Они молча шли рядом несколько минут, пока Тарвин не спросил ее все еще грустным тоном:
- Вы ведь скорее всего не виделись с Хеклером перед отъездом, правильно?
Она отрицательно покачала головой.
- Да нет, конечно, вы с Джимом никогда особенно не ладили. Но мне бы очень хотелось знать, что он обо мне думает. До вас не доходили никакие слухи, разговоры и всякое такое о том, куда я делся?
- Думаю, в городе решили, что вы уехали в Сан-Франциско, чтобы встретиться с кем-нибудь из западных директоров "Трех К". Все пришли к такому выводу, потому что кондуктор вашего поезда сказал, будто вы сообщили ему, что едете на Аляску. Но этому никто не поверил. Хотелось бы, Ник, чтобы в Топазе больше доверяли вашему слову.
- И мне, - воскликнул Тарвин с горячностью, - и мне хотелось бы того же!
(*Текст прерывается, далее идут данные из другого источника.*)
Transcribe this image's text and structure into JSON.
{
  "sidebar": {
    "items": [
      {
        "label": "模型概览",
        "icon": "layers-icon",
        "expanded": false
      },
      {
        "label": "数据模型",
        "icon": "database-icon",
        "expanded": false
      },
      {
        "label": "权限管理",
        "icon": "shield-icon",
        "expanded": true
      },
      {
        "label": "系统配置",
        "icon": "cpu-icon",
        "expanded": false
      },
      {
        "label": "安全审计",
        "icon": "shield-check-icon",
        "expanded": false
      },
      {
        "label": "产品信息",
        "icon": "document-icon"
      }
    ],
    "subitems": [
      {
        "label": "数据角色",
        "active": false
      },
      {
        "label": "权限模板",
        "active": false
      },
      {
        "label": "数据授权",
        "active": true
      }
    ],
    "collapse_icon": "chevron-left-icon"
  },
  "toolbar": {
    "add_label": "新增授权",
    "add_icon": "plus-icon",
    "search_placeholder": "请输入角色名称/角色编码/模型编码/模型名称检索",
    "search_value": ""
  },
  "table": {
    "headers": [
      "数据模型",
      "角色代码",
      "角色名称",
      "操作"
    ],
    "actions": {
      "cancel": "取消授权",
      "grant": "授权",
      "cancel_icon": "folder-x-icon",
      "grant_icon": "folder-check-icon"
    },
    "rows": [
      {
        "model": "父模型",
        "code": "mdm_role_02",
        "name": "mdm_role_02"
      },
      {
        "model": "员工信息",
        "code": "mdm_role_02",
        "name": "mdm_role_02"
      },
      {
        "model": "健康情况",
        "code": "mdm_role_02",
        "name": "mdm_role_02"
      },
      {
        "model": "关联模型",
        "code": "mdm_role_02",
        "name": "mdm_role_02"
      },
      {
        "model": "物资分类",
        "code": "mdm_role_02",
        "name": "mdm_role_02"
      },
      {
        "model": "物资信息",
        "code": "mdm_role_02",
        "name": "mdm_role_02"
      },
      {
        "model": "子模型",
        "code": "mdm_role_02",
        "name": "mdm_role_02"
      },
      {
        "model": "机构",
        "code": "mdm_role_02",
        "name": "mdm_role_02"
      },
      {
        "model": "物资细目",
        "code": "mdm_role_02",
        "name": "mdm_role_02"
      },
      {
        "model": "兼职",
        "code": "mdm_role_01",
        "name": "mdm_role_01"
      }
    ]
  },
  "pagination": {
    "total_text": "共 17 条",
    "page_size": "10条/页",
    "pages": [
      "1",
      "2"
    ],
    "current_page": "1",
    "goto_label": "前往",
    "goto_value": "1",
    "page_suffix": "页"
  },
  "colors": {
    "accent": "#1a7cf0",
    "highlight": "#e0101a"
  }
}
Но мне-то нужно, чтобы поверили моей версии, а иначе как бы я добился своего? А сейчас они думают именно так, как я хотел - что я забочусь об их интересах. Ну и где был бы я, если бы не пустил ложный слух, а сказал чистую правду? Они же решат, что я в это время захватываю земельные участки где-нибудь в Чили. Да, вот еще что - когда будете писать домой, не упоминайте обо мне, пожалуйста. А то ведь, если дать хотя бы зацепку, они все равно вычислят, где я нахожусь. Но я им такой возможности предоставлять не хочу.
- Вряд ли я напишу домой о том, что вы здесь, - сказала Кейт, краснея.
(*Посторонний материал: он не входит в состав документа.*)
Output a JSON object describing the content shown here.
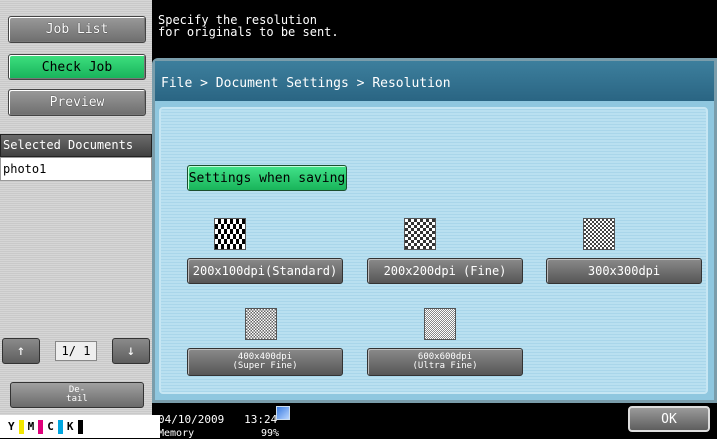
{
  "sidebar": {
    "job_list": "Job List",
    "check_job": "Check Job",
    "preview": "Preview",
    "selected_documents_header": "Selected Documents",
    "selected_documents": [
      "photo1"
    ],
    "page_indicator": "1/ 1",
    "detail_line1": "De-",
    "detail_line2": "tail",
    "toner": [
      {
        "label": "Y",
        "color": "#f2e600"
      },
      {
        "label": "M",
        "color": "#e0007a"
      },
      {
        "label": "C",
        "color": "#00a6e0"
      },
      {
        "label": "K",
        "color": "#000000"
      }
    ]
  },
  "message": {
    "line1": "Specify the resolution",
    "line2": "for originals to be sent."
  },
  "breadcrumb": "File > Document Settings > Resolution",
  "settings_when_saving": "Settings when saving",
  "resolutions": {
    "standard": "200x100dpi(Standard)",
    "fine": "200x200dpi (Fine)",
    "r300": "300x300dpi",
    "superfine_line1": "400x400dpi",
    "superfine_line2": "(Super Fine)",
    "ultrafine_line1": "600x600dpi",
    "ultrafine_line2": "(Ultra Fine)"
  },
  "status": {
    "date": "04/10/2009",
    "time": "13:24",
    "memory_label": "Memory",
    "memory_value": "99%"
  },
  "ok": "OK"
}
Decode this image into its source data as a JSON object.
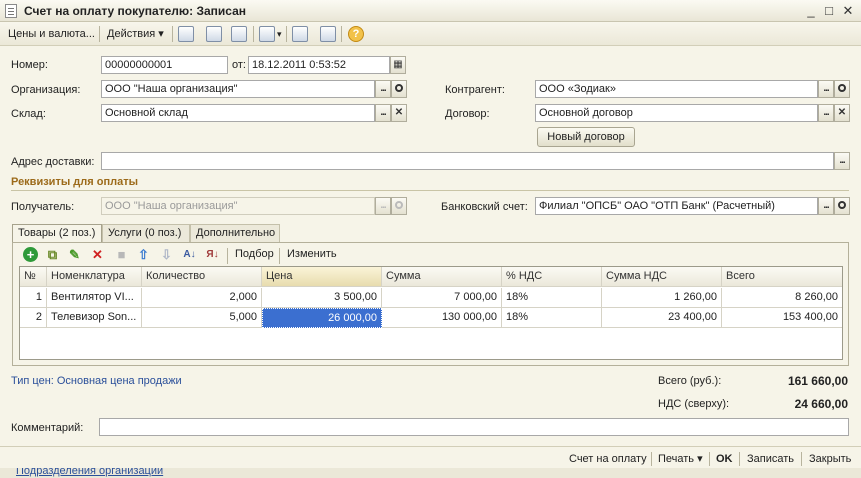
{
  "window": {
    "title": "Счет на оплату покупателю: Записан",
    "controls": [
      "_",
      "□",
      "✕"
    ]
  },
  "toolbar": {
    "prices_label": "Цены и валюта...",
    "actions_label": "Действия",
    "help_label": "?"
  },
  "header": {
    "number_label": "Номер:",
    "number_value": "00000000001",
    "from_label": "от:",
    "date_value": "18.12.2011  0:53:52",
    "org_label": "Организация:",
    "org_value": "ООО \"Наша организация\"",
    "counterparty_label": "Контрагент:",
    "counterparty_value": "ООО «Зодиак»",
    "warehouse_label": "Склад:",
    "warehouse_value": "Основной склад",
    "contract_label": "Договор:",
    "contract_value": "Основной договор",
    "new_contract_button": "Новый договор",
    "address_label": "Адрес доставки:",
    "address_value": ""
  },
  "payment": {
    "section_title": "Реквизиты для оплаты",
    "recipient_label": "Получатель:",
    "recipient_value": "ООО \"Наша организация\"",
    "bank_label": "Банковский счет:",
    "bank_value": "Филиал \"ОПСБ\" ОАО \"ОТП Банк\" (Расчетный)"
  },
  "tabs": [
    {
      "label": "Товары (2 поз.)",
      "active": true
    },
    {
      "label": "Услуги (0 поз.)",
      "active": false
    },
    {
      "label": "Дополнительно",
      "active": false
    }
  ],
  "grid_toolbar": {
    "selection_label": "Подбор",
    "edit_label": "Изменить"
  },
  "table": {
    "columns": [
      "№",
      "Номенклатура",
      "Количество",
      "Цена",
      "Сумма",
      "% НДС",
      "Сумма НДС",
      "Всего"
    ],
    "rows": [
      [
        "1",
        "Вентилятор VI...",
        "2,000",
        "3 500,00",
        "7 000,00",
        "18%",
        "1 260,00",
        "8 260,00"
      ],
      [
        "2",
        "Телевизор Son...",
        "5,000",
        "26 000,00",
        "130 000,00",
        "18%",
        "23 400,00",
        "153 400,00"
      ]
    ]
  },
  "totals": {
    "price_type_link": "Тип цен: Основная цена продажи",
    "total_label": "Всего (руб.):",
    "total_value": "161 660,00",
    "vat_label": "НДС (сверху):",
    "vat_value": "24 660,00"
  },
  "comment": {
    "label": "Комментарий:",
    "value": ""
  },
  "footer": {
    "invoice_button": "Счет на оплату",
    "print_button": "Печать",
    "ok_button": "OK",
    "save_button": "Записать",
    "close_button": "Закрыть"
  },
  "statusbar": {
    "link": "Подразделения организаций"
  },
  "colors": {
    "background": "#f6f4e8",
    "section_title": "#9c6a1a",
    "link": "#2a4f9a",
    "selected_cell": "#3b6fd0"
  },
  "icons": {
    "select": "ellipsis-icon",
    "open": "magnifier-icon",
    "clear": "clear-x-icon",
    "calendar": "calendar-icon"
  }
}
Через несколько минут она опять вернулась к разговору о матери. Тоска по дому с новой силой охватила ее в этих чудных и странных местах, по которым ее водил сейчас Тарвин, и мысль о матери, одинокой, терпеливо ожидавшей весточки от дочери, причинила ей такую же боль, как в первый раз. Воспоминание было мучительным, но когда Тарвин спросил ее, почему же она все-таки решилась уехать, если так любит и жалеет мать, Кейт отвечала с присущим ей в лучшие минуты мужеством:
- А почему мужчины уходят на войну?
В последующие несколько дней Кейт почти не видела Тарвина. Миссис Эстес представила ее во дворце, и теперь ум и душа Кейт были заняты тем, что она там увидела. Взволнованная и смущенная, она вступила в царство вечных сумерек и оказалась в лабиринте внутренних коридоров, дворов, лестниц и потайных ходов, в которых ей встречались бесчисленные женщины в чадрах, глазевшие на нее и смеявшиеся у нее за спиной, с детским любопытством изучавшие ее платье, тропический шлем и перчатки. Ей казалось, что она никогда не сумеет сориентироваться даже в малой части этого огромного муравейника, не сможет отличить в полумраке одно бледное лицо от другого. А тем временем сопровождавшие ее женщины вели се за собой, вдоль длинной вереницы уединенных комнат, где лишь тихо вздыхал ветер под сверкающим, богато украшенным потолком, вели к висячим садам, приподнятым над уровнем земли на двести футов и тем не менее ревниво охраняемым от чужих глаз высокими стенами. А потом они снова шли по нескончаемым лестницам, спускавшимся с залитых сиянием голубого неба плоских крыш в тихие подземные комнаты, выбитые прямо в скале на глубине шестидесяти футов и спасавшие от летнего зноя. На каждом шагу она встречала все новых и новых женщин и детей. Говорили, что стены дворца вмещают четыре тысячи человек живых людей, и никто на свете не мог бы сказать, сколько здесь захоронено мертвых.